Wil Weaton (of Wesley Crusher fame) has a long and thoughtful post on dKos that is a followup to an article he wrote for Salon just prior to Christmas. In the article, Wil talks about a blowup his father had with him about the death penalty. Wil wrote the article as a way of dealing with his feelings over the incident and his anger with the way that the polarizing nature of our current political debate has destroyed his ability to talk with his parents about the most pressing issues of the day.

Unfortunately, in the course of writing his original article, Wil painted a picture of his parents that made them out to be wingnuts just like the people he was decrying. The post on dKos describes his subsequent conversations with his parents about the article and how it hurt them. It is a useful (albeit LONG) excursion into an experience that, unfortunately, far to many Americans are experiencing today.

Wil's parents sound like people who are willing to "talk it out" and reach some kind of consensus (even if that means agreeing to disagree). Those are the kind of people who you can work with, even if you have vastly different philosophical outlooks.

It is the True Believers, the One True Wayers and the Wingnuts who are really poisoning our political dialog, and that is what I think Wil was trying to get at in his original article. The mistake he made was in recklessly painting a picture that suggested his parents were of the same stripe when all he was trying to say was that the REAL wingnuts were making it harder for him to have reasonable discussions with his parents (and others) about the most important issues of the day.

There's a lesson here. The true wingnuts are a rare breed.
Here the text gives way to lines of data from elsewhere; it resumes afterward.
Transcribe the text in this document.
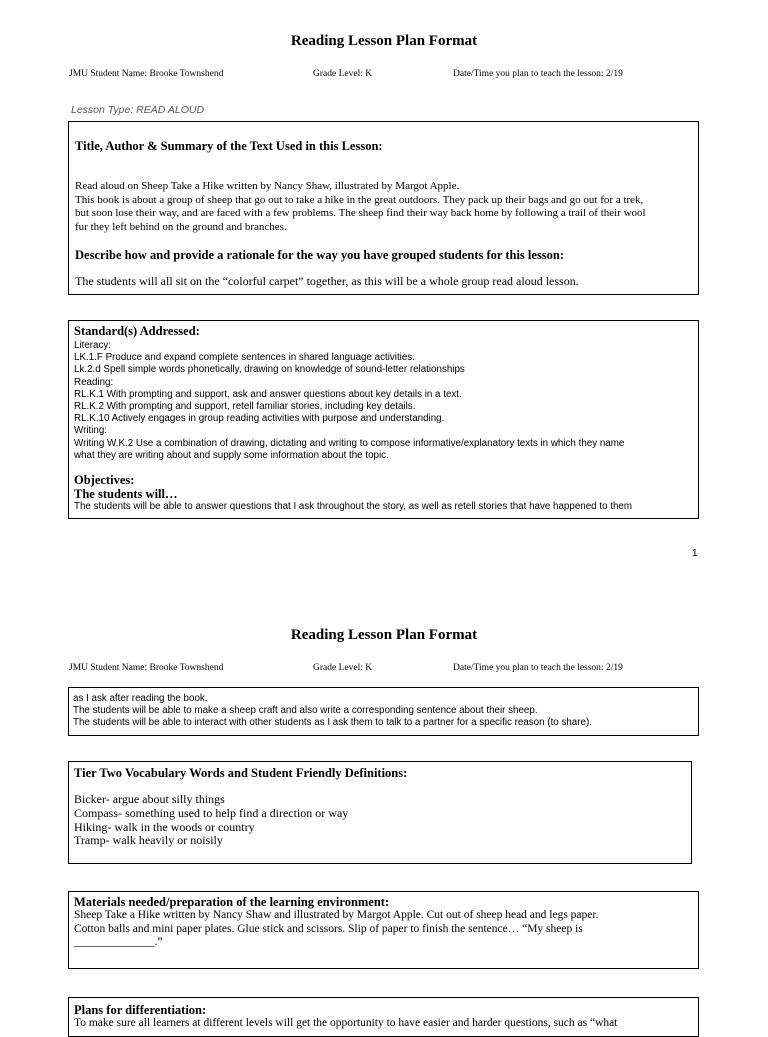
Reading Lesson Plan Format
JMU Student Name: Brooke Townshend	Grade Level: K	Date/Time you plan to teach the lesson: 2/19
Lesson Type: READ ALOUD
Title, Author & Summary of the Text Used in this Lesson:
Read aloud on Sheep Take a Hike written by Nancy Shaw, illustrated by Margot Apple.
This book is about a group of sheep that go out to take a hike in the great outdoors. They pack up their bags and go out for a trek,
but soon lose their way, and are faced with a few problems. The sheep find their way back home by following a trail of their wool
fur they left behind on the ground and branches.
Describe how and provide a rationale for the way you have grouped students for this lesson:
The students will all sit on the “colorful carpet” together, as this will be a whole group read aloud lesson.
Standard(s) Addressed:
Literacy:
LK.1.F Produce and expand complete sentences in shared language activities.
Lk.2.d Spell simple words phonetically, drawing on knowledge of sound-letter relationships
Reading:
RL.K.1 With prompting and support, ask and answer questions about key details in a text.
RL.K.2 With prompting and support, retell familiar stories, including key details.
RL.K.10 Actively engages in group reading activities with purpose and understanding.
Writing:
Writing W.K.2 Use a combination of drawing, dictating and writing to compose informative/explanatory texts in which they name
what they are writing about and supply some information about the topic.
Objectives:
The students will…
The students will be able to answer questions that I ask throughout the story, as well as retell stories that have happened to them
1
Reading Lesson Plan Format
JMU Student Name: Brooke Townshend	Grade Level: K	Date/Time you plan to teach the lesson: 2/19
as I ask after reading the book.
The students will be able to make a sheep craft and also write a corresponding sentence about their sheep.
The students will be able to interact with other students as I ask them to talk to a partner for a specific reason (to share).
Tier Two Vocabulary Words and Student Friendly Definitions:
Bicker- argue about silly things
Compass- something used to help find a direction or way
Hiking- walk in the woods or country
Tramp- walk heavily or noisily
Materials needed/preparation of the learning environment:
Sheep Take a Hike written by Nancy Shaw and illustrated by Margot Apple. Cut out of sheep head and legs paper.
Cotton balls and mini paper plates. Glue stick and scissors. Slip of paper to finish the sentence… “My sheep is
______________.”
Plans for differentiation:
To make sure all learners at different levels will get the opportunity to have easier and harder questions, such as “what
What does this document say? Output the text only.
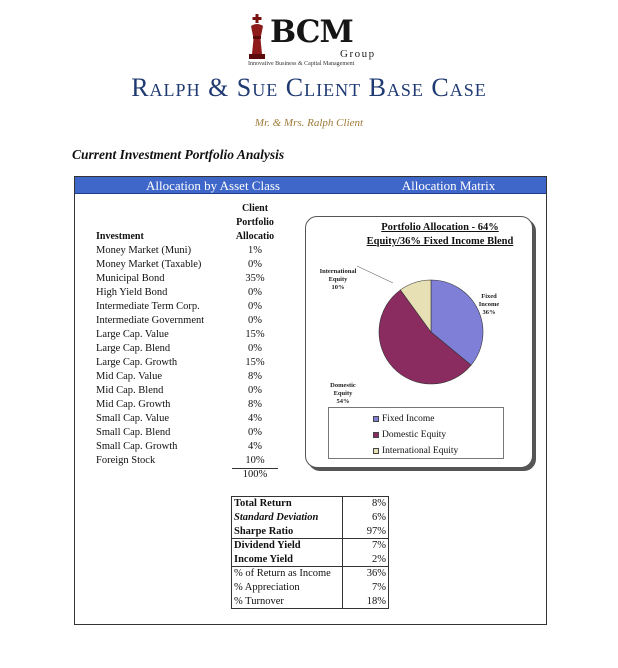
BCM
Group
Innovative Business & Capital Management
Ralph & Sue Client Base Case
Mr. & Mrs. Ralph Client
Current Investment Portfolio Analysis
Allocation by Asset Class	Allocation Matrix
Client
Portfolio
Allocatio
Investment
Money Market (Muni)	1%
Money Market (Taxable)	0%
Municipal Bond	35%
High Yield Bond	0%
Intermediate Term Corp.	0%
Intermediate Government	0%
Large Cap. Value	15%
Large Cap. Blend	0%
Large Cap. Growth	15%
Mid Cap. Value	8%
Mid Cap. Blend	0%
Mid Cap. Growth	8%
Small Cap. Value	4%
Small Cap. Blend	0%
Small Cap. Growth	4%
Foreign Stock	10%
100%
Portfolio Allocation - 64%
Equity/36% Fixed Income Blend
Fixed
Income
36%
Domestic
Equity
54%
International
Equity
10%
Fixed Income
Domestic Equity
International Equity
Total Return	8%
Standard Deviation	6%
Sharpe Ratio	97%
Dividend Yield	7%
Income Yield	2%
% of Return as Income	36%
% Appreciation	7%
% Turnover	18%
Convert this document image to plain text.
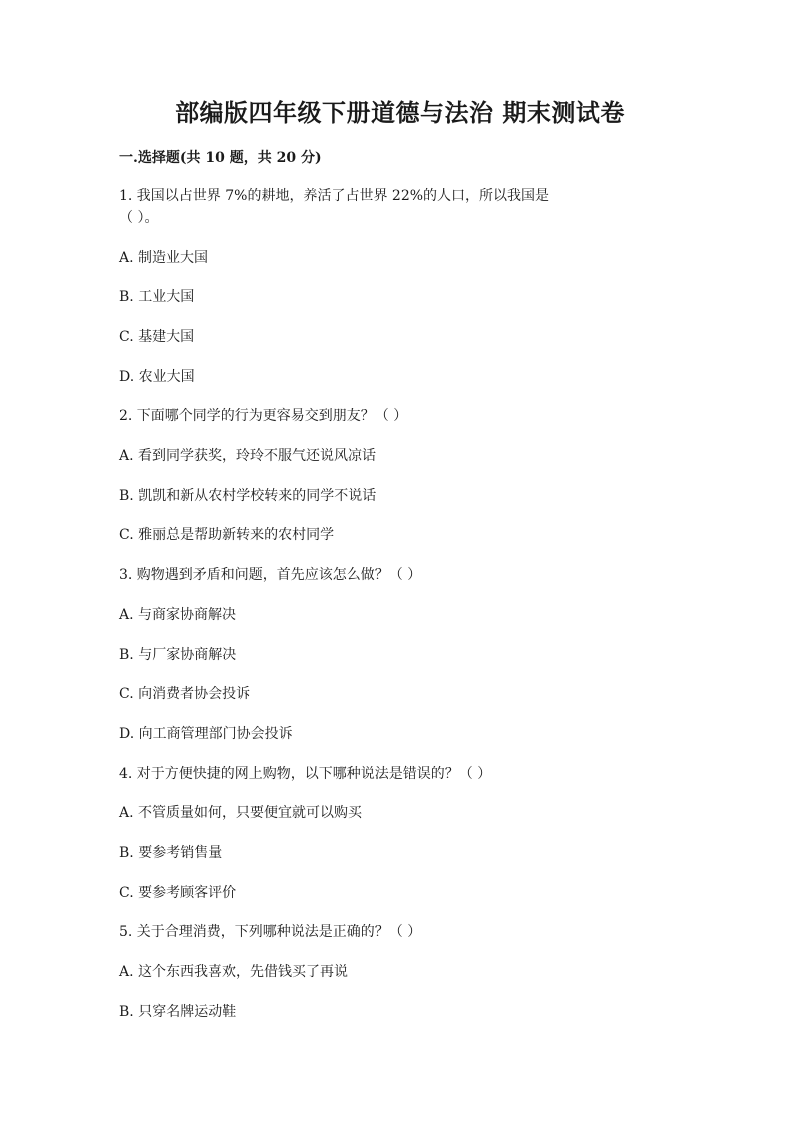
部编版四年级下册道德与法治 期末测试卷
一.选择题(共 10 题，共 20 分)

1. 我国以占世界 7%的耕地，养活了占世界 22%的人口，所以我国是

（ ）。

A. 制造业大国

B. 工业大国

C. 基建大国

D. 农业大国

2. 下面哪个同学的行为更容易交到朋友？（ ）

A. 看到同学获奖，玲玲不服气还说风凉话

B. 凯凯和新从农村学校转来的同学不说话

C. 雅丽总是帮助新转来的农村同学

3. 购物遇到矛盾和问题，首先应该怎么做？（ ）

A. 与商家协商解决

B. 与厂家协商解决

C. 向消费者协会投诉

D. 向工商管理部门协会投诉

4. 对于方便快捷的网上购物，以下哪种说法是错误的？（ ）

A. 不管质量如何，只要便宜就可以购买

B. 要参考销售量

C. 要参考顾客评价

5. 关于合理消费，下列哪种说法是正确的？（ ）

A. 这个东西我喜欢，先借钱买了再说

B. 只穿名牌运动鞋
But they are so loud and disruptive, and so many of the rest of us are so desirous of "just getting along", that the wingnuts come to dominate the political discussion. As a result, everyone gets painted into the most extreme corners where they don't fairly belong.

It is those people, the cockroaches as I like to call them, that we should really stomp on. It is the people like Wil's parents that we should continue to try to work with, even if we can never convince them of the correctness of our own beliefes.

We shouldn't let the scuttling of the cockroaches get in the way of our natural human desire to work together to make the world a better place. The spirit of cooperation is as strong a force in human history as is the spirit of competition (possibly more so). It is one of our greatest strengths and one of our most powerful survival instincts.

We fall when we fail to realize how much we are capable of achieving together.